Dertour Group’un, İsviçre merkezli Hotelplan Grubu’nu satın alması sektörde önemli bir güç birliği olarak değerlendirilirken, iş gücü açısından belirsizlik ve uyum risklerini de beraberinde getiriyor. Konuya ilişkin değerlendirmelerde bulunan İsviçre Zürih Ekonomi Üniversitesi İnsan Kaynakları Yönetimi ve Liderlik Merkezi Başkanı Matthias Mölleney, “Asıl zorluk sözleşmelerin imzalanmasından sonra başlayacak,” uyarısında bulundu.

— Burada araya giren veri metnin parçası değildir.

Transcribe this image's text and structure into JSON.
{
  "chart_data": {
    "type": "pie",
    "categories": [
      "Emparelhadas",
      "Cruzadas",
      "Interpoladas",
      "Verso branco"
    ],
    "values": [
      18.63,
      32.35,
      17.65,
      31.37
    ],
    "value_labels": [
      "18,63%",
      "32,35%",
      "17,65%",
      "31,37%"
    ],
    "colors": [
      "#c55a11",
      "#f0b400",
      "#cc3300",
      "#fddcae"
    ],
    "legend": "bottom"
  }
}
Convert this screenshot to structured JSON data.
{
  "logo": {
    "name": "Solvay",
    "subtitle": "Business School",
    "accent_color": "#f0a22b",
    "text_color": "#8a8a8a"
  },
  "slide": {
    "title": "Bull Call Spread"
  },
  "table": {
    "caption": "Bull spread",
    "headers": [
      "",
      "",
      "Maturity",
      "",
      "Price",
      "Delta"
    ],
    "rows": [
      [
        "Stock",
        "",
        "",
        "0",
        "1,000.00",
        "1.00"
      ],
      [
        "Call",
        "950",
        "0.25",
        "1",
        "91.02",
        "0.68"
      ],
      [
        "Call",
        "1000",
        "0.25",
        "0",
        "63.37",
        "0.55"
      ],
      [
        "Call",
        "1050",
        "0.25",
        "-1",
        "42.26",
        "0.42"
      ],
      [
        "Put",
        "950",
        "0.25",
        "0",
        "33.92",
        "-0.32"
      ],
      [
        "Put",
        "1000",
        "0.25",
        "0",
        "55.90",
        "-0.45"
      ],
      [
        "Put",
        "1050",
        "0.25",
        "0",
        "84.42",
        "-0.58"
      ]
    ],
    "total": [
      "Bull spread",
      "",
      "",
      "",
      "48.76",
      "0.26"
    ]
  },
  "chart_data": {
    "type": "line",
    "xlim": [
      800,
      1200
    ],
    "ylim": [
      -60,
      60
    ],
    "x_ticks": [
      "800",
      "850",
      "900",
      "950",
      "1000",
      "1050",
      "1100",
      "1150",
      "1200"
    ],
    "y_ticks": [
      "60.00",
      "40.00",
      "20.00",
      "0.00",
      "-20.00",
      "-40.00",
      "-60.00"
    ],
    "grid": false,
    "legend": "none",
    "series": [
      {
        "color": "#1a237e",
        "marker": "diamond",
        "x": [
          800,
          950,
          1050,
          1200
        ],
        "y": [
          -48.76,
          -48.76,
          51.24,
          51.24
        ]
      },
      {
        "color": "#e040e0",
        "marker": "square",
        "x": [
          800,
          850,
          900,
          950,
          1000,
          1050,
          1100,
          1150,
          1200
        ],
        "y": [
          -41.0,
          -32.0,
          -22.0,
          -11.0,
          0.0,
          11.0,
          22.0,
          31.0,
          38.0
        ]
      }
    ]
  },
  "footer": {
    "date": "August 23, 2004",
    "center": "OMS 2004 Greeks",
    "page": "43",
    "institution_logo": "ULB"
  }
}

Çalışanlar için belirsizlik dönemi
Mölleney, satın alma süreciyle birlikte Hotelplan çalışanlarının birçok soruyla karşı karşıya olduğunu belirtiyor: “Görevim devam edecek mi? Çalışma yerim değişecek mi? Yeni düzene nasıl uyum sağlayacağım?”
Özellikle çalışma lokasyonundaki değişiklikler, çalışan bağlılığını doğrudan etkileyebilir. İşe gidiş geliş süresinin artması durumunda, çalışanların şirkete olan aidiyeti zayıflayabiliyor. Bu nedenle Mölleney, yönetimin süreci şeffaf, net ve zamanında iletişimle yönetmesi gerektiğini vurguluyor.

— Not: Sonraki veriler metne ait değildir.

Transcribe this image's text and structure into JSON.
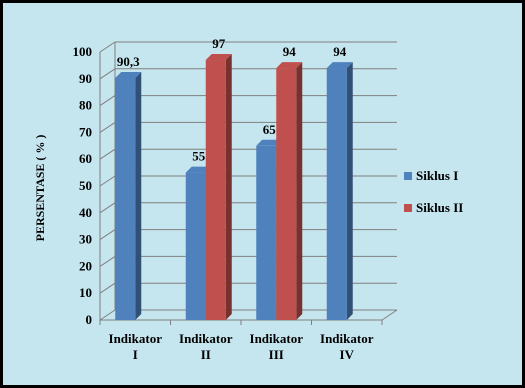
{
  "chart_data": {
    "type": "bar",
    "ylabel": "PERSENTASE ( % )",
    "ylim": [
      0,
      100
    ],
    "yticks": [
      "0",
      "10",
      "20",
      "30",
      "40",
      "50",
      "60",
      "70",
      "80",
      "90",
      "100"
    ],
    "categories": [
      {
        "line1": "Indikator",
        "line2": "I"
      },
      {
        "line1": "Indikator",
        "line2": "II"
      },
      {
        "line1": "Indikator",
        "line2": "III"
      },
      {
        "line1": "Indikator",
        "line2": "IV"
      }
    ],
    "series": [
      {
        "name": "Siklus I",
        "color": "#4f81bd",
        "values": [
          90.3,
          55,
          65,
          94
        ],
        "labels": [
          "90,3",
          "55",
          "65",
          "94"
        ]
      },
      {
        "name": "Siklus II",
        "color": "#c0504d",
        "values": [
          null,
          97,
          94,
          null
        ],
        "labels": [
          "",
          "97",
          "94",
          ""
        ]
      }
    ],
    "legend_position": "right",
    "grid": true
  }
}
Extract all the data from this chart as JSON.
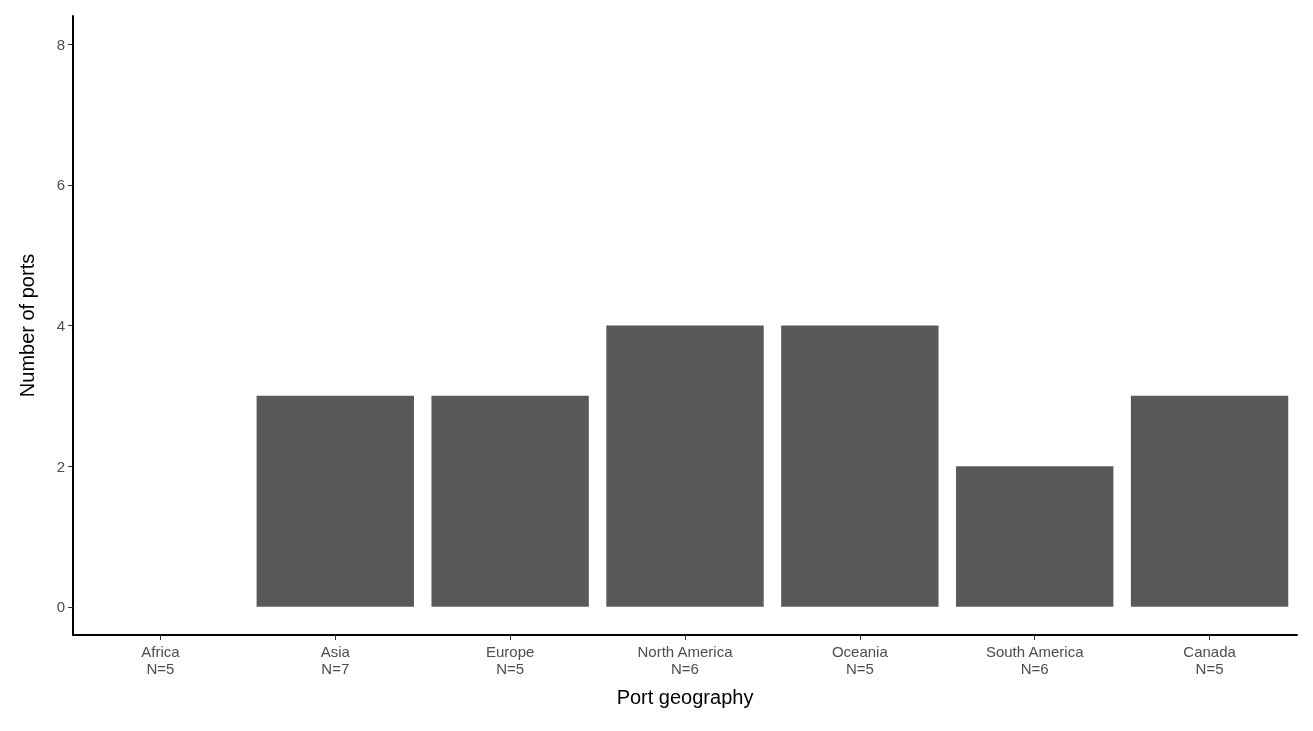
{
  "chart_data": {
    "type": "bar",
    "xlabel": "Port geography",
    "ylabel": "Number of ports",
    "categories": [
      "Africa\nN=5",
      "Asia\nN=7",
      "Europe\nN=5",
      "North America\nN=6",
      "Oceania\nN=5",
      "South America\nN=6",
      "Canada\nN=5"
    ],
    "values": [
      0,
      3,
      3,
      4,
      4,
      2,
      3
    ],
    "color": "#595959",
    "ylim": [
      -0.4,
      8.4
    ],
    "yticks": [
      0,
      2,
      4,
      6,
      8
    ],
    "grid": false
  }
}
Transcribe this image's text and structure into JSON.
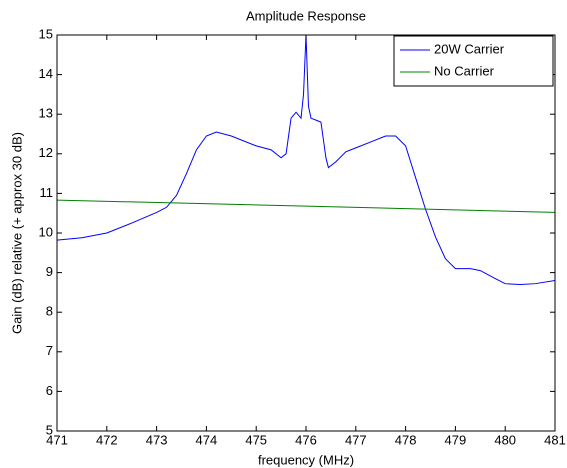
{
  "chart_data": {
    "type": "line",
    "title": "Amplitude Response",
    "x_label": "frequency (MHz)",
    "y_label": "Gain (dB) relative (+ approx 30 dB)",
    "xlim": [
      471,
      481
    ],
    "xticks": [
      471,
      472,
      473,
      474,
      475,
      476,
      477,
      478,
      479,
      480,
      481
    ],
    "ylim": [
      5,
      15
    ],
    "yticks": [
      5,
      6,
      7,
      8,
      9,
      10,
      11,
      12,
      13,
      14,
      15
    ],
    "legend": "upper right",
    "series": [
      {
        "name": "20W Carrier",
        "color": "#0000ff",
        "x": [
          471,
          471.5,
          472,
          472.5,
          473,
          473.2,
          473.4,
          473.6,
          473.8,
          474,
          474.2,
          474.5,
          475,
          475.3,
          475.5,
          475.6,
          475.7,
          475.8,
          475.9,
          475.95,
          476,
          476.05,
          476.1,
          476.2,
          476.3,
          476.4,
          476.45,
          476.6,
          476.8,
          477,
          477.3,
          477.6,
          477.8,
          478,
          478.2,
          478.4,
          478.6,
          478.8,
          479,
          479.3,
          479.5,
          479.8,
          480,
          480.3,
          480.6,
          481
        ],
        "values": [
          9.82,
          9.88,
          10.0,
          10.25,
          10.52,
          10.65,
          10.95,
          11.5,
          12.1,
          12.45,
          12.55,
          12.45,
          12.2,
          12.1,
          11.9,
          12.0,
          12.9,
          13.05,
          12.9,
          13.5,
          15,
          13.2,
          12.9,
          12.85,
          12.8,
          11.9,
          11.65,
          11.8,
          12.05,
          12.15,
          12.3,
          12.45,
          12.45,
          12.2,
          11.4,
          10.6,
          9.9,
          9.35,
          9.1,
          9.1,
          9.05,
          8.85,
          8.72,
          8.7,
          8.72,
          8.8
        ]
      },
      {
        "name": "No Carrier",
        "color": "#008000",
        "x": [
          471,
          476,
          481
        ],
        "values": [
          10.83,
          10.68,
          10.52
        ]
      }
    ]
  }
}
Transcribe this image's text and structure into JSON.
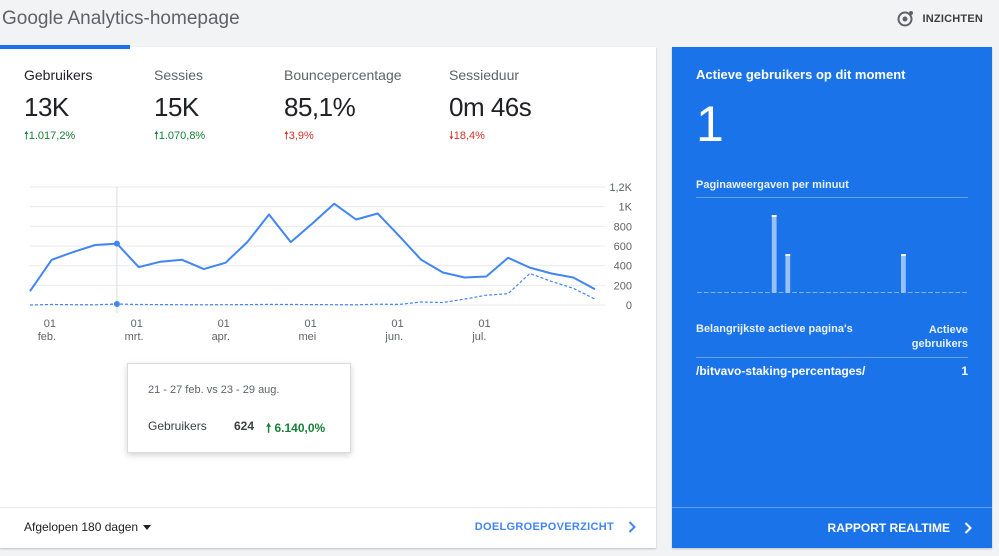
{
  "header": {
    "title": "Google Analytics-homepage",
    "insights_label": "INZICHTEN",
    "insights_icon": "insights-icon"
  },
  "metrics": [
    {
      "label": "Gebruikers",
      "value": "13K",
      "change": "1.017,2%",
      "direction": "up"
    },
    {
      "label": "Sessies",
      "value": "15K",
      "change": "1.070,8%",
      "direction": "up"
    },
    {
      "label": "Bouncepercentage",
      "value": "85,1%",
      "change": "3,9%",
      "direction": "up-bad"
    },
    {
      "label": "Sessieduur",
      "value": "0m 46s",
      "change": "18,4%",
      "direction": "down"
    }
  ],
  "colors": {
    "accent": "#1a73e8",
    "series_line": "#4285f4",
    "up": "#188038",
    "down": "#d93025"
  },
  "chart_data": {
    "type": "line",
    "title": "",
    "x_tick_labels": [
      {
        "day": "01",
        "month": "feb."
      },
      {
        "day": "01",
        "month": "mrt."
      },
      {
        "day": "01",
        "month": "apr."
      },
      {
        "day": "01",
        "month": "mei"
      },
      {
        "day": "01",
        "month": "jun."
      },
      {
        "day": "01",
        "month": "jul."
      }
    ],
    "x_tick_index": [
      1,
      5,
      9,
      13,
      17,
      21
    ],
    "y_ticks": [
      0,
      200,
      400,
      600,
      800,
      1000,
      1200
    ],
    "y_tick_labels": [
      "0",
      "200",
      "400",
      "600",
      "800",
      "1K",
      "1,2K"
    ],
    "ylim": [
      0,
      1200
    ],
    "grid": true,
    "legend": "none",
    "series": [
      {
        "name": "",
        "style": "solid",
        "values": [
          140,
          460,
          540,
          610,
          624,
          385,
          440,
          460,
          365,
          430,
          640,
          920,
          640,
          830,
          1030,
          870,
          930,
          700,
          460,
          330,
          280,
          290,
          480,
          380,
          320,
          280,
          160
        ]
      },
      {
        "name": "",
        "style": "dashed",
        "values": [
          0,
          5,
          3,
          2,
          10,
          5,
          4,
          3,
          2,
          3,
          4,
          6,
          5,
          4,
          3,
          2,
          8,
          6,
          30,
          25,
          60,
          100,
          115,
          320,
          240,
          170,
          60
        ]
      }
    ],
    "hover_index": 4,
    "tooltip": {
      "range": "21 - 27 feb. vs 23 - 29 aug.",
      "metric": "Gebruikers",
      "value": "624",
      "change": "6.140,0%"
    }
  },
  "footer": {
    "range_label": "Afgelopen 180 dagen",
    "link_label": "DOELGROEPOVERZICHT"
  },
  "realtime": {
    "title": "Actieve gebruikers op dit moment",
    "count": "1",
    "pageviews_label": "Paginaweergaven per minuut",
    "pageviews_per_minute": [
      0,
      0,
      0,
      0,
      0,
      0,
      0,
      0,
      0,
      0,
      0,
      2,
      0,
      1,
      0,
      0,
      0,
      0,
      0,
      0,
      0,
      0,
      0,
      0,
      0,
      0,
      0,
      0,
      0,
      0,
      1,
      0,
      0,
      0,
      0,
      0,
      0,
      0,
      0,
      0
    ],
    "table_header_left": "Belangrijkste actieve pagina's",
    "table_header_right": "Actieve gebruikers",
    "rows": [
      {
        "page": "/bitvavo-staking-percentages/",
        "users": "1"
      }
    ],
    "link_label": "RAPPORT REALTIME"
  }
}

Kültürel farklılıklar risk unsuru
Her iki grubun organizasyon yapılarında benzerlikler bulunsa da, yönetim anlayışlarında önemli farklılıklar dikkat çekiyor.

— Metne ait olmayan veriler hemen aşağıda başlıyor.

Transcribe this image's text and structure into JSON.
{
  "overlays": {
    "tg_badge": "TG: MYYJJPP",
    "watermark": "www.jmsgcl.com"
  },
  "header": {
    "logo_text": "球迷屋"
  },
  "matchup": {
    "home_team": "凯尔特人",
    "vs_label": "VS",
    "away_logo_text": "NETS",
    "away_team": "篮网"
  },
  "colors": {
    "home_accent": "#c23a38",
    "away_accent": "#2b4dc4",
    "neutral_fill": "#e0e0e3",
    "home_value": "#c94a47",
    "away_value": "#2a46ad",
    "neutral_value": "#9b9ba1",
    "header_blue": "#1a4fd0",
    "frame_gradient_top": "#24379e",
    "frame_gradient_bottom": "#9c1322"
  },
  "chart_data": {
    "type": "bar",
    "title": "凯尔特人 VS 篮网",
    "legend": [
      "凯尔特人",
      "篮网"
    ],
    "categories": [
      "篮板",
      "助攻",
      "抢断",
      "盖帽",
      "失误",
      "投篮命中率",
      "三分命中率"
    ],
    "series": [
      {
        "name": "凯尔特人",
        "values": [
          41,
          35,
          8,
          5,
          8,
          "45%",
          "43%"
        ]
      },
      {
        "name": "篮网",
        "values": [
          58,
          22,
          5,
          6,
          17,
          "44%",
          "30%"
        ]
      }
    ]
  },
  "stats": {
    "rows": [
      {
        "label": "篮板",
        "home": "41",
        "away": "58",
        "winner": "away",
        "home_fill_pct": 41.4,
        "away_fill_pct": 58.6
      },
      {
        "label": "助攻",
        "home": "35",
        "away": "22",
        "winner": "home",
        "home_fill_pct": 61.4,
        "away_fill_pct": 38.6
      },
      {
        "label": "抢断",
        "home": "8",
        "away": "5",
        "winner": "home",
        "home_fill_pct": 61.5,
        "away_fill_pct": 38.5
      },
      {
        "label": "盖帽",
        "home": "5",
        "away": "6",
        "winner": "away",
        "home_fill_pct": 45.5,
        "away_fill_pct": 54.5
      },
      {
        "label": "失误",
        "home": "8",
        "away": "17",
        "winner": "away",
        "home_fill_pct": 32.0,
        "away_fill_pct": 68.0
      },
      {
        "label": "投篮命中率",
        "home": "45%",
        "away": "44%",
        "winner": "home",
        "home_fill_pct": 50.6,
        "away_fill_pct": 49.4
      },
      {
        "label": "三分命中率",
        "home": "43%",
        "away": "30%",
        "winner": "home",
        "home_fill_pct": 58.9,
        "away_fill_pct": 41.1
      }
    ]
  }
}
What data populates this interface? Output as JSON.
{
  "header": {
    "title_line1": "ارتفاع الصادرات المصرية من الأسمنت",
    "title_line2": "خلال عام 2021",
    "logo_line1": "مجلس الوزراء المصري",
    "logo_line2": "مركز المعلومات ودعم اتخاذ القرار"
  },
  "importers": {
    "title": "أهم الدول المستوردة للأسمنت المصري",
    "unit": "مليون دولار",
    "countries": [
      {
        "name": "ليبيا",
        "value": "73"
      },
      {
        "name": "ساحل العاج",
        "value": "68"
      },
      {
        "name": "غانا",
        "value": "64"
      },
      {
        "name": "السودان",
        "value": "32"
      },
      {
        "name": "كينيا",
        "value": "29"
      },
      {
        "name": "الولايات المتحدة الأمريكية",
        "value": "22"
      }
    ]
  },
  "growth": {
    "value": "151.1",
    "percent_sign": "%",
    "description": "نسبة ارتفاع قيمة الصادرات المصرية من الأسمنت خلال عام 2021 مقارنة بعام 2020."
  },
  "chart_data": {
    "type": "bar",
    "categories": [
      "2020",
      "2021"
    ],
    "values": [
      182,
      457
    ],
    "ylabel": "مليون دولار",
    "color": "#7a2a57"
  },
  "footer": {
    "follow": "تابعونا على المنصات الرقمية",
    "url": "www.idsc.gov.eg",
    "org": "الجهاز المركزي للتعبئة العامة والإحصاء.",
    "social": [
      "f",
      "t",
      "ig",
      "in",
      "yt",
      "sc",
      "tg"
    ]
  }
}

İsviçre’de girişimci düşünce ve bireysel sorumluluk ön plandayken, Almanya’da sistematik sadakat ve hiyerarşi daha belirleyici bir rol oynuyor. Bu durum, birleşme sürecinde yanlış anlaşılmalara ve kurumsal çatışmalara neden olabilir.
Mölleney bu bağlamda, kurum içi sembollerin ve jestlerin önemine dikkat çekiyor: “Kimin nerede oturduğu, yöneticilerin ofislerinin nasıl tasarlandığı bile şirket kültürüne dair güçlü sinyaller verir.”
Değişim döneminde tavır belirleyici olacak
Alman turizm medyasında yer alan habere göre Mölleney, değişim süreçlerinde çalışanların iki uçta davranma eğiliminde olduklarını belirtiyor: “Kimileri mevcut düzene sıkı sıkıya bağlı kalırken, kimileri de yeni yapıya aşırı uyum göstermeye çalışıyor. Oysa en sağlıklı yaklaşım; değişime açıklık, uyum kabiliyeti ve gerçekçi değerlendirme olarak öne çıkıyor.”
Dertour tarafında da endişe mevcut
Belirsizlik yalnızca Hotelplan tarafında değil. Dertour içinde de, bazı çalışanların kariyer planları tehlikeye girebilir. Özellikle daha önce belirli pozisyonlar için öngörülen çalışanlar, yeni gelen yöneticilerle rekabete zorlanabilir. Bu durum, şirketin değişim yönetimini zora sokabilir.
Teşvikten çok şeffaflık önemli
Bazı şirketlerin bu süreçlerde prim veya ikramiye ile personel kaybını önlemeye çalıştığını aktaran Mölleney, bu yöntemin kalıcı bir çözüm olmadığını ifade ediyor. Onun yerine açık iletişim, şeffaf seçim kriterleri ve adil değerlendirme süreçlerine ihtiyaç olduğunu belirterek “Kimse şirket içi bir güç savaşının parçası olmak istemez.” diyor.
Fırsat penceresi de açık
Her şeye rağmen, satın alma sürecinin bir kriz ortamında değil; ekonomik açıdan istikrarlı bir dönemde gerçekleşmesi çalışanlar için de avantaj yaratıyor.
Hotelplan markasının bilinirliği, çalışanlarının sahip olduğu deneyim, esneklik ve yenilikçiliğe olan talep, bu sürecin doğru yönetilmesi durumunda birçok kişi için yeni kariyer fırsatlarına dönüşebileceğini gösteriyor. Mölleney son olarak “Bu süreci bazı çalışanlar bilinçli bir şekilde fırsata dönüştürecektir.” ifadelerini kullanıyor.